Likewise, change your outdoor lighting to LEDs with warm colors. They are 90% more efficient than other lights. As well, these lights attract fewer pests than standard types. Keep the lights closer to the ground to avoid attracting flying bugs and other animals. 

Finally, look for any external leaks. Outdoor irrigation systems and even dripping AC units can attract pests. Anything that brings pests closer to your home should be eliminated. Fix these issues to deprive pests of needed hydration.

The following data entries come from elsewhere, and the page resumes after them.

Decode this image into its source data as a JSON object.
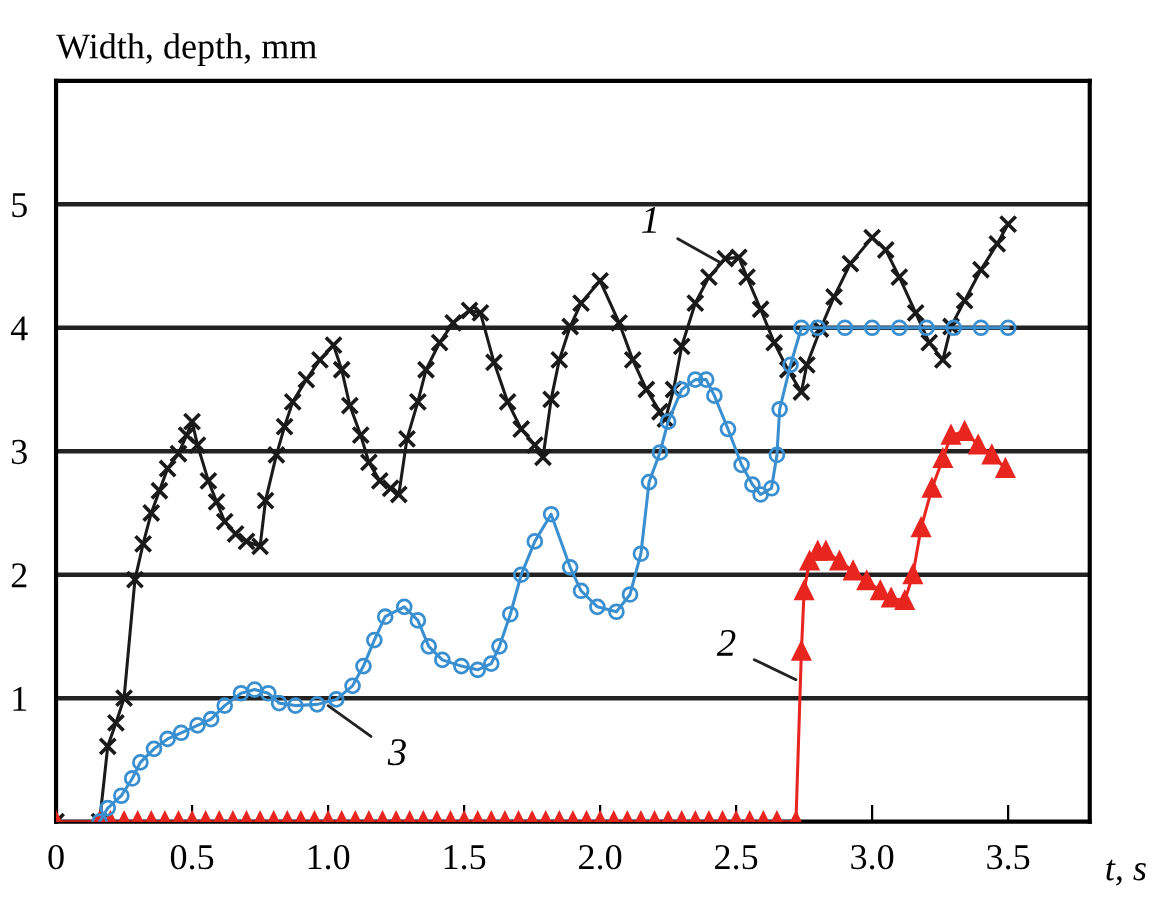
{
  "chart_data": {
    "type": "line",
    "xlabel": "t, s",
    "ylabel": "Width, depth, mm",
    "xlim": [
      0,
      3.8
    ],
    "ylim": [
      0,
      6
    ],
    "xticks": [
      0,
      {
        "value": 0.5,
        "label": "0.5"
      },
      {
        "value": 1,
        "label": "1.0"
      },
      {
        "value": 1.5,
        "label": "1.5"
      },
      {
        "value": 2,
        "label": "2.0"
      },
      {
        "value": 2.5,
        "label": "2.5"
      },
      {
        "value": 3,
        "label": "3.0"
      },
      {
        "value": 3.5,
        "label": "3.5"
      }
    ],
    "yticks": [
      1,
      2,
      3,
      4,
      5
    ],
    "grid": "y",
    "legend": false,
    "line_style": "solid",
    "series": [
      {
        "color": "#1a1a1a",
        "marker": "cross",
        "x": [
          0,
          0.16,
          0.19,
          0.22,
          0.25,
          0.29,
          0.32,
          0.35,
          0.38,
          0.41,
          0.45,
          0.48,
          0.5,
          0.52,
          0.56,
          0.59,
          0.62,
          0.66,
          0.7,
          0.75,
          0.77,
          0.81,
          0.84,
          0.87,
          0.92,
          0.97,
          1.02,
          1.05,
          1.08,
          1.12,
          1.15,
          1.19,
          1.23,
          1.26,
          1.29,
          1.33,
          1.36,
          1.41,
          1.46,
          1.52,
          1.56,
          1.61,
          1.66,
          1.71,
          1.76,
          1.79,
          1.82,
          1.85,
          1.89,
          1.93,
          2.0,
          2.07,
          2.12,
          2.17,
          2.22,
          2.24,
          2.27,
          2.3,
          2.35,
          2.4,
          2.46,
          2.51,
          2.54,
          2.59,
          2.64,
          2.69,
          2.74,
          2.76,
          2.81,
          2.86,
          2.92,
          3.0,
          3.05,
          3.1,
          3.16,
          3.21,
          3.26,
          3.29,
          3.34,
          3.4,
          3.46,
          3.5
        ],
        "values": [
          0,
          0,
          0.61,
          0.8,
          1.0,
          1.96,
          2.25,
          2.5,
          2.68,
          2.86,
          2.98,
          3.13,
          3.24,
          3.05,
          2.76,
          2.59,
          2.43,
          2.33,
          2.27,
          2.23,
          2.6,
          2.97,
          3.2,
          3.4,
          3.58,
          3.74,
          3.86,
          3.66,
          3.37,
          3.13,
          2.91,
          2.76,
          2.7,
          2.65,
          3.1,
          3.4,
          3.66,
          3.88,
          4.04,
          4.14,
          4.12,
          3.72,
          3.4,
          3.18,
          3.05,
          2.95,
          3.42,
          3.74,
          4.01,
          4.2,
          4.38,
          4.04,
          3.74,
          3.5,
          3.32,
          3.26,
          3.5,
          3.85,
          4.2,
          4.41,
          4.56,
          4.57,
          4.41,
          4.15,
          3.88,
          3.66,
          3.48,
          3.7,
          3.99,
          4.25,
          4.52,
          4.73,
          4.63,
          4.41,
          4.12,
          3.88,
          3.74,
          4.01,
          4.22,
          4.47,
          4.68,
          4.84
        ]
      },
      {
        "color": "#e8251f",
        "marker": "triangle",
        "x": [
          0,
          0.16,
          0.2,
          0.25,
          0.3,
          0.35,
          0.4,
          0.45,
          0.5,
          0.55,
          0.6,
          0.65,
          0.7,
          0.75,
          0.8,
          0.85,
          0.9,
          0.95,
          1.0,
          1.05,
          1.1,
          1.15,
          1.2,
          1.25,
          1.3,
          1.35,
          1.4,
          1.45,
          1.5,
          1.55,
          1.6,
          1.65,
          1.7,
          1.75,
          1.8,
          1.85,
          1.9,
          1.95,
          2.0,
          2.05,
          2.1,
          2.15,
          2.2,
          2.25,
          2.3,
          2.35,
          2.4,
          2.45,
          2.5,
          2.55,
          2.6,
          2.65,
          2.72,
          2.74,
          2.75,
          2.77,
          2.8,
          2.83,
          2.88,
          2.93,
          2.98,
          3.03,
          3.07,
          3.12,
          3.15,
          3.18,
          3.22,
          3.26,
          3.29,
          3.34,
          3.39,
          3.44,
          3.49
        ],
        "values": [
          0,
          0,
          0,
          0,
          0,
          0,
          0,
          0,
          0,
          0,
          0,
          0,
          0,
          0,
          0,
          0,
          0,
          0,
          0,
          0,
          0,
          0,
          0,
          0,
          0,
          0,
          0,
          0,
          0,
          0,
          0,
          0,
          0,
          0,
          0,
          0,
          0,
          0,
          0,
          0,
          0,
          0,
          0,
          0,
          0,
          0,
          0,
          0,
          0,
          0,
          0,
          0,
          0,
          1.38,
          1.87,
          2.11,
          2.19,
          2.19,
          2.11,
          2.03,
          1.95,
          1.87,
          1.81,
          1.79,
          2.0,
          2.38,
          2.7,
          2.94,
          3.13,
          3.16,
          3.05,
          2.97,
          2.86
        ]
      },
      {
        "color": "#3a8fd0",
        "marker": "circle",
        "x": [
          0.16,
          0.19,
          0.24,
          0.28,
          0.31,
          0.36,
          0.41,
          0.46,
          0.52,
          0.57,
          0.62,
          0.68,
          0.73,
          0.78,
          0.82,
          0.88,
          0.96,
          1.03,
          1.09,
          1.13,
          1.17,
          1.21,
          1.28,
          1.33,
          1.37,
          1.42,
          1.49,
          1.55,
          1.6,
          1.63,
          1.67,
          1.71,
          1.76,
          1.82,
          1.89,
          1.93,
          1.99,
          2.06,
          2.11,
          2.15,
          2.18,
          2.22,
          2.25,
          2.3,
          2.35,
          2.39,
          2.42,
          2.47,
          2.52,
          2.56,
          2.59,
          2.63,
          2.65,
          2.66,
          2.7,
          2.74,
          2.8,
          2.9,
          3.0,
          3.1,
          3.2,
          3.3,
          3.4,
          3.5
        ],
        "values": [
          0,
          0.11,
          0.21,
          0.35,
          0.48,
          0.59,
          0.67,
          0.72,
          0.78,
          0.83,
          0.94,
          1.04,
          1.07,
          1.04,
          0.96,
          0.94,
          0.95,
          0.99,
          1.1,
          1.26,
          1.47,
          1.66,
          1.74,
          1.63,
          1.42,
          1.31,
          1.26,
          1.23,
          1.28,
          1.42,
          1.68,
          2.0,
          2.27,
          2.49,
          2.06,
          1.87,
          1.74,
          1.7,
          1.84,
          2.17,
          2.75,
          2.99,
          3.24,
          3.5,
          3.58,
          3.58,
          3.45,
          3.18,
          2.89,
          2.73,
          2.65,
          2.7,
          2.97,
          3.34,
          3.7,
          4.0,
          4.0,
          4.0,
          4.0,
          4.0,
          4.0,
          4.0,
          4.0,
          4.0
        ]
      }
    ],
    "annotations": [
      {
        "text": "1",
        "x": 2.44,
        "y": 4.53
      },
      {
        "text": "2",
        "x": 2.72,
        "y": 1.15
      },
      {
        "text": "3",
        "x": 1.0,
        "y": 0.94
      }
    ]
  }
}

Unless you have an infestation or runaway property damage, avoid using poisons or traps. These are just as dangerous for your pets, and they might unintentionally harm wildlife, as well. Prevention begins with a close eye on your surroundings. Keep up with the seasonal changes and adjust as needed.

As is often the case, though, nature finds a way. Even with the cleanest home, you might still see some pests from time to time. Fortunately, you can treat emerging problems with pet-safe, homemade treatments. 

Home Treatments That Can Eliminate Pests

Treating pests at home is not overly difficult. Many types of vermin are repelled or killed by safe household ingredients. Because of this, having these remedies on hand is a great way to keep pests out while keeping pets safe.

Flies, fruit flies, and gnats can be caught with soap and vinegar traps. Use a paper funnel,  suspended over cider or wine vinegar with a drop of dish soap. The vinegar will attract the flies.  The soap will keep them trapped within.

Ants and spiders can be repelled with mixtures of vinegar, water, and essential oils. Note, however, that some pets and people are sensitive to essential oils. For spiders, mix peppermint oil and water. Spray the mixture along doors, windows, and other spider-prone areas. Eliminating all spiders is just about impossible, but you can keep them contained to the shadows, where they belong.

For ants:

  • Combine white vinegar with tea tree or peppermint oil.
  • Then, mix with a quarter-cup of water.
  • Next, pour into a spray bottle, and spray ant-heavy areas.

All homemade remedies have a limit. Any time you see an infestation, home remedies will be unlikely to work. Following proper pest-avoidance procedures will help avoid infestations altogether. Sometimes, though, it just happens. 

In that case, look for pet-safe professional pest control services near you. These professionals are educated on pet-safe tools and materials. With their experience, they will be able to maintain home safety while fixing the problem. 

Pests and pets just don’t mix. Though they have their role in nature, pests are welcome to stay there, and leave our homes alone. To help affirm this point, keep your home and yard tidy. Avoid clutter, high humidity, and easy sources of food that will attract pests. Seal any cracks or holes that allow easy access. 

If you decide to treat the issues yourself, remember to stay safe. Use pet-safe remedies and options. Pests can cause disease and illness in your pets, but so can poisons and traps. If needed, call in professionals that specialize in pet safety.